Text of Felicity’s speech:
“I love my job, I love reading and there are very few genres that I don’t read. On my own shelves you will find Margaret Atwood, Jilly Cooper, Jennifer Egan, Dick Francis, Susie Steiner, Hillary Mantel, Kate Atkinson and JK Rowling and many many more, you may or may not have heard of, all rubbing up against each other. Much thumbed, much loved, old friends.
Each author is brilliant in their own distinct way, each has a mastery of the English language that they spin to the beat of their own internal drum. They are individual and you don’t gain much by setting Cooper against Atwood or Francis against Atkinson. And so I confess judging a novel contest is something that can feel odd. To deem one book better than another, let alone the best of a group of five.
So what I want to underline is how phenomenal it is to have made it onto the longlist and shortlist of authors. In doing so you have run the gauntlet of the Bath Novel Award’s unseen army of readers and found favour with the majority if not all of them. What an incredible achievement.

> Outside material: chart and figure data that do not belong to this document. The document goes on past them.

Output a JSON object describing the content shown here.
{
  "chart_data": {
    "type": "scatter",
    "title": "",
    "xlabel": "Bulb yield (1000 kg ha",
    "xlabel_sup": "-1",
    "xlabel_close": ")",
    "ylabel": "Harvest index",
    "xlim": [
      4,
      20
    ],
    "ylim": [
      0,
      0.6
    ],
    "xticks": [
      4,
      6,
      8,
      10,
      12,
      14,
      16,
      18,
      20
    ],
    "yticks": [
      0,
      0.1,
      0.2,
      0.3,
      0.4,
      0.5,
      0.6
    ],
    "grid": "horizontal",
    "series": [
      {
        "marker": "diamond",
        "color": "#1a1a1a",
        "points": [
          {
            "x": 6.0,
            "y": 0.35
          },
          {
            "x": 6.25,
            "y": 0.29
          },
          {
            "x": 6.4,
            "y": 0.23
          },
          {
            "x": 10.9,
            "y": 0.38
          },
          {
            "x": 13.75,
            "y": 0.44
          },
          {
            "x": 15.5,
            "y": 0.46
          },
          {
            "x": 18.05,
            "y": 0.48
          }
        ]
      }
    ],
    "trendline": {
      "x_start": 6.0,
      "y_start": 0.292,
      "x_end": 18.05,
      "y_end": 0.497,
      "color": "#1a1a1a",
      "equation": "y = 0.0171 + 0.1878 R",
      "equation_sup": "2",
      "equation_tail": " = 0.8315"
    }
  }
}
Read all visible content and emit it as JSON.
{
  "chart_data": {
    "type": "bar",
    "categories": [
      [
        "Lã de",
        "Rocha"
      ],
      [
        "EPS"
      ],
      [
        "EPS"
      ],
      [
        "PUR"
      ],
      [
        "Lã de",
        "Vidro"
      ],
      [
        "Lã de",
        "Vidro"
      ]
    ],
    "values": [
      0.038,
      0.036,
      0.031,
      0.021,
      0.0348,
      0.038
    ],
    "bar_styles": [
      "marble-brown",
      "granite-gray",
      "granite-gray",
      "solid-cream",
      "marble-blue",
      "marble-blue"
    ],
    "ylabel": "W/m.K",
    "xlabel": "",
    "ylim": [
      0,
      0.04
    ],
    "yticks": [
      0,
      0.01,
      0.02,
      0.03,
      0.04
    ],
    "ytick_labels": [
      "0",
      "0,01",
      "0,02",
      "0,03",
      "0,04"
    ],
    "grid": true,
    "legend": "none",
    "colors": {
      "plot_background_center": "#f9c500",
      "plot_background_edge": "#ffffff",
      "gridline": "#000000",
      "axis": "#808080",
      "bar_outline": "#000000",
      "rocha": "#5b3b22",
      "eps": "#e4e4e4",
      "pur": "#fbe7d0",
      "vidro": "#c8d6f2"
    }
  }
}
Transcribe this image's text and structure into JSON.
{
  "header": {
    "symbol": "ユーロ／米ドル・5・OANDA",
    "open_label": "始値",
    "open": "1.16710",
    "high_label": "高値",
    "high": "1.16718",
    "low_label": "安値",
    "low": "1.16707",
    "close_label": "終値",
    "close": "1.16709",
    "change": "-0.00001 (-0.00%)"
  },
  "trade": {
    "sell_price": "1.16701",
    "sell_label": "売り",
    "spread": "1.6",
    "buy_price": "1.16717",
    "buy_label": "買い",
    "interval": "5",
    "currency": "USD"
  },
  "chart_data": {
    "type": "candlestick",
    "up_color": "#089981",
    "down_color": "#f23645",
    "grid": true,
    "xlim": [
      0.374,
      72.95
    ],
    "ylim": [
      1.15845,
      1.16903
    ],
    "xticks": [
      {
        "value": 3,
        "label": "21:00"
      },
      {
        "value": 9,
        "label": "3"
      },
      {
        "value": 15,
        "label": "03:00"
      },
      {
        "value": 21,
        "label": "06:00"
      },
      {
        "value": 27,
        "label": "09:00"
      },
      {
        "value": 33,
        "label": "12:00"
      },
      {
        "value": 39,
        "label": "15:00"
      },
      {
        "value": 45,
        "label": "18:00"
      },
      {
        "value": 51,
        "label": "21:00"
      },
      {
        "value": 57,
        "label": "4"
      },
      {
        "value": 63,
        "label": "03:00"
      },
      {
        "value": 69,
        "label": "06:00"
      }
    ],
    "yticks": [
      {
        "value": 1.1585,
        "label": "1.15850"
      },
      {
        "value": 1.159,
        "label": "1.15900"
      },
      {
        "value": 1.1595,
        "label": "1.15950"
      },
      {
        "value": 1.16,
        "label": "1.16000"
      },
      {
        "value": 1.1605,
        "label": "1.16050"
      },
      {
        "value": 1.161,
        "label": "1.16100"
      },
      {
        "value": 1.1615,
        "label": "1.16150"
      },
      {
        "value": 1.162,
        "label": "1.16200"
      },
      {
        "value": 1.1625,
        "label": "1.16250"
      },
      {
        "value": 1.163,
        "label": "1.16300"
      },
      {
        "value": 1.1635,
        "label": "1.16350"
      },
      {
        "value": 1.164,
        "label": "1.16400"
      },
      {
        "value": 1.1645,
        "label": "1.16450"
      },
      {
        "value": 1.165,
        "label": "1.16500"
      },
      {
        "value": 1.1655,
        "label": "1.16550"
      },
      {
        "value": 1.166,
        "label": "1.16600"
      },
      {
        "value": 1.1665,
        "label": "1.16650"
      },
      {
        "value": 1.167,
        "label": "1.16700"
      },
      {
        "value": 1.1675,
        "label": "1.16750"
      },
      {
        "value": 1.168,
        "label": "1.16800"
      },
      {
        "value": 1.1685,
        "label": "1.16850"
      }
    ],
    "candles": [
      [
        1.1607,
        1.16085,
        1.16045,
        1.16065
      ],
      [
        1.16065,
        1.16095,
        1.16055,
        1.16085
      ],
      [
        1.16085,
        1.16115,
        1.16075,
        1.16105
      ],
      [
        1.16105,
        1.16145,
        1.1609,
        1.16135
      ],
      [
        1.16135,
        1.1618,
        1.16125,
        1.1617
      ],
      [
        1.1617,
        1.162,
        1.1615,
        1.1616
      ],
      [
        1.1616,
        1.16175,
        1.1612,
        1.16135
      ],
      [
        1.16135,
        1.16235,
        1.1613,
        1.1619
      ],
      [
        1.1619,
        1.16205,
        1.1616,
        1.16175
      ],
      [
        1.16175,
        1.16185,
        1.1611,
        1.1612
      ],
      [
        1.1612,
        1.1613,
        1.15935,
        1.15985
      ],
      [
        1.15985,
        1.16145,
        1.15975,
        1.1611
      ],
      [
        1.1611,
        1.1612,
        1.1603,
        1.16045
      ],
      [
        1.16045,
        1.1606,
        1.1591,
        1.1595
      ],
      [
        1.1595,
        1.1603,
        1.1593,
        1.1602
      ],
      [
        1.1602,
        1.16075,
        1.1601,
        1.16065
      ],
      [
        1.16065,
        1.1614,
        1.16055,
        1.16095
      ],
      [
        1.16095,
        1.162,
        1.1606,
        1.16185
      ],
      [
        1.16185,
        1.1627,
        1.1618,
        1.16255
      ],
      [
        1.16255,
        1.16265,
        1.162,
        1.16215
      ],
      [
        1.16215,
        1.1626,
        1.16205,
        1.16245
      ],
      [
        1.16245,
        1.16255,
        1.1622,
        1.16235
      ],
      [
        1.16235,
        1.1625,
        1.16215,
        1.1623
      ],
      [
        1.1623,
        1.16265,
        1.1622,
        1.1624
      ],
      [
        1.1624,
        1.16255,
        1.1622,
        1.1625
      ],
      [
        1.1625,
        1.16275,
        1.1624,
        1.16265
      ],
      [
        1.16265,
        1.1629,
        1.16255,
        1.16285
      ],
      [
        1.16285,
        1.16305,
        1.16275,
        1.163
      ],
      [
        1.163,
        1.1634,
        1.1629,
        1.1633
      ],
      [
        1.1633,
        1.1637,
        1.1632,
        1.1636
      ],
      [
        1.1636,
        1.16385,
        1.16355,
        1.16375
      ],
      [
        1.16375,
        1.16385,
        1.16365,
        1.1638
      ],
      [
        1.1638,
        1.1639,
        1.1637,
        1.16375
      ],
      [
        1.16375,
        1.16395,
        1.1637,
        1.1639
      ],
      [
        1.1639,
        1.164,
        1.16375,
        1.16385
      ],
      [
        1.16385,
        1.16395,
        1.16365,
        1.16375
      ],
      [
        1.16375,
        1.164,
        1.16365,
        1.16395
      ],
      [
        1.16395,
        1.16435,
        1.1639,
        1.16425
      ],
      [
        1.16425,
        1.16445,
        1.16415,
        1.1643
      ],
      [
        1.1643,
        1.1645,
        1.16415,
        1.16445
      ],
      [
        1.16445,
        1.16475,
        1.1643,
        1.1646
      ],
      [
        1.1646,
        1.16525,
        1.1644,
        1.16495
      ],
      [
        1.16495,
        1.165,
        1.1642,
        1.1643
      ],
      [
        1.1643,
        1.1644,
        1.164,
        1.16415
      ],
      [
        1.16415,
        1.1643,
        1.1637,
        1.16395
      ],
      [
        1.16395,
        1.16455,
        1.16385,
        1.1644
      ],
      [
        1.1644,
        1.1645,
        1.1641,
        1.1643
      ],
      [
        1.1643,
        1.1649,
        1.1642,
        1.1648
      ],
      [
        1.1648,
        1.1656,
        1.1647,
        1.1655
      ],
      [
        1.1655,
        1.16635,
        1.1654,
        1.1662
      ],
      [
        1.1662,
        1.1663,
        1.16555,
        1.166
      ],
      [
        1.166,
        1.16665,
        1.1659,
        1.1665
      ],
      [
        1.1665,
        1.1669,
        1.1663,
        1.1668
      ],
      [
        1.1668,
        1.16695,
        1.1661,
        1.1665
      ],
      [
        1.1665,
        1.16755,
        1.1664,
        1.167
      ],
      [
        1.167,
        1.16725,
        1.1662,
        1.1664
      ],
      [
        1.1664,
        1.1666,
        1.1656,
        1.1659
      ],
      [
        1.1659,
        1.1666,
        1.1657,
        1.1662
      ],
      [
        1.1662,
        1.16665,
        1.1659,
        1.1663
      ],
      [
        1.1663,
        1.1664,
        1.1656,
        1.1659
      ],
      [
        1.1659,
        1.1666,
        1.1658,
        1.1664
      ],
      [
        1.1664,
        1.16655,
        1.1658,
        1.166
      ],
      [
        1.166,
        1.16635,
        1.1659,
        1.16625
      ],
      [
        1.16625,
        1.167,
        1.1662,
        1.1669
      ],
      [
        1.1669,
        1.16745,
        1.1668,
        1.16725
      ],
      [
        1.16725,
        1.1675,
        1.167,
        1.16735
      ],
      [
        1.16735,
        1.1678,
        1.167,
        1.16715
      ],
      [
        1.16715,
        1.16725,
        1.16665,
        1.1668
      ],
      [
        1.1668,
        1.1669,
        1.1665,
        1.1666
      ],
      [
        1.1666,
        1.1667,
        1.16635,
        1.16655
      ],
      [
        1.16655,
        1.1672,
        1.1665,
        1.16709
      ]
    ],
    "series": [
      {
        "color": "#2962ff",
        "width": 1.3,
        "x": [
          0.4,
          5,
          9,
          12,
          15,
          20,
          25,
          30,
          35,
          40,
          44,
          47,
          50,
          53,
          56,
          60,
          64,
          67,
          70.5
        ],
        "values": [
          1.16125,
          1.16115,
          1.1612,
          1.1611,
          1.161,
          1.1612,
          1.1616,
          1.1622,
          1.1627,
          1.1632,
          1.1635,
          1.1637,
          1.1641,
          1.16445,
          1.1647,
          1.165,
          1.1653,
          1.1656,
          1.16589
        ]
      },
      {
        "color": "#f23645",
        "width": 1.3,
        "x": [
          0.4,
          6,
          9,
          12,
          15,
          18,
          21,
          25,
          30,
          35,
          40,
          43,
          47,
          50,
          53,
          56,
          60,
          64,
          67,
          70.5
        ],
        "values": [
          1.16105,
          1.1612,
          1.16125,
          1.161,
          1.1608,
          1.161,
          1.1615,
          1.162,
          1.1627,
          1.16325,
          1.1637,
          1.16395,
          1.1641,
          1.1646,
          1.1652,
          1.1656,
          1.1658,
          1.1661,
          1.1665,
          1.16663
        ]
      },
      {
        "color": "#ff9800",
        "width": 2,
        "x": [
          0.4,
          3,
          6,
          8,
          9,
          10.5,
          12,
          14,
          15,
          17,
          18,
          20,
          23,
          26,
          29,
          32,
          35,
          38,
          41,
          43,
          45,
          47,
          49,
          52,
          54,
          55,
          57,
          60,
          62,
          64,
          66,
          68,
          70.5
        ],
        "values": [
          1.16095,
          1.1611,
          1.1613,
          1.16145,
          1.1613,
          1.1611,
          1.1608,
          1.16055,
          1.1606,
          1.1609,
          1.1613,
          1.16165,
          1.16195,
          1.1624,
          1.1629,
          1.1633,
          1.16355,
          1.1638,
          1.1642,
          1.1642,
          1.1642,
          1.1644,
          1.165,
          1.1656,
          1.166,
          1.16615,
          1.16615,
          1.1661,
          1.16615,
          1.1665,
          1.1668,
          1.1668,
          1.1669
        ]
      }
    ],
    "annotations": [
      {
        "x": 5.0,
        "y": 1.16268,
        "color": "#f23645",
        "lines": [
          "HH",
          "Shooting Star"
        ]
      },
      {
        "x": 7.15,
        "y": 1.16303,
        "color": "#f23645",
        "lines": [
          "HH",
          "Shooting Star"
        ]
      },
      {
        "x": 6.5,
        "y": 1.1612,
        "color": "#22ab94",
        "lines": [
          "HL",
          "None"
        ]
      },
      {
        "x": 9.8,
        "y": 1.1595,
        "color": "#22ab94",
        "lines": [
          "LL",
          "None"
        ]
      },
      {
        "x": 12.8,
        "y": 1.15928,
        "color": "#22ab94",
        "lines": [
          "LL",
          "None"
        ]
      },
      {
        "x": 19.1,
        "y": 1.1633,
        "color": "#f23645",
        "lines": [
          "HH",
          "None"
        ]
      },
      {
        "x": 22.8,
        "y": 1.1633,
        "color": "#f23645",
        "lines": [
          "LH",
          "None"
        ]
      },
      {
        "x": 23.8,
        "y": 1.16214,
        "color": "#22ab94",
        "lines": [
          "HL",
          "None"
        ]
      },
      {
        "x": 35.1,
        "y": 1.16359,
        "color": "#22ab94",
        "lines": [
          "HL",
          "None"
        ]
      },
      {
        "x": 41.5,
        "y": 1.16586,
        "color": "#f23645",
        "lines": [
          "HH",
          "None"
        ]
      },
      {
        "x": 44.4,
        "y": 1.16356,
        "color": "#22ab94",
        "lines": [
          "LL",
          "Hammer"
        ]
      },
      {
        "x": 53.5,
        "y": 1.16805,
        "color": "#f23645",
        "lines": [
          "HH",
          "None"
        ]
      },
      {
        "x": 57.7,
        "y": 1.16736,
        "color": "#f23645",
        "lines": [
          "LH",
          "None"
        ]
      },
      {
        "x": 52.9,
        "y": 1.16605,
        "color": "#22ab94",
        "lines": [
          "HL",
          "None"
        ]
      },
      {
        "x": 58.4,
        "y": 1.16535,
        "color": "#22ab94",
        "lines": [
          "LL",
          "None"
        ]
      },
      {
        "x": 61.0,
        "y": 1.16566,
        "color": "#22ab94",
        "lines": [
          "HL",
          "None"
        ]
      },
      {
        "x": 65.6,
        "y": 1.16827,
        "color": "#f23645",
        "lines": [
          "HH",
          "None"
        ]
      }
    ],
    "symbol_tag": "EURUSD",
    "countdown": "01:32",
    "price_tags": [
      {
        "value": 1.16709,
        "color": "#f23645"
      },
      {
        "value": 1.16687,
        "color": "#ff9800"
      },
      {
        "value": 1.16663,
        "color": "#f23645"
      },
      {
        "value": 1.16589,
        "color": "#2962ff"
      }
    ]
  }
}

But I’m here for a reason, barring the company. And in choosing a winner I returned to those aforementioned writers and thought not about what makes them different but what is universal amongst them. Each is a master storyteller. Each has proven that a great character can be a friend for life. Indeed our winner has created a main character who embodies hope, who strives and from a position at the bottom of a societal hierarchy has observed enough to make her wise beyond her years. She is captivating.
This is a book that looks at women’s roles, not from a soap box, but from the ground beside them. It is poignant but never saccharine, it is painful but never exploits that pain. It is beautiful because it is ultimately a song of kindnesses. The winning book is a book of many voices, heard and unheard. But ultimately it is about one girl and her ambition to find and own her voice, I am therefore delighted to announce that the winner of the Bath Novel Award 2018 is THE GIRL WITH THE LOUDING VOICE by Abi Darè.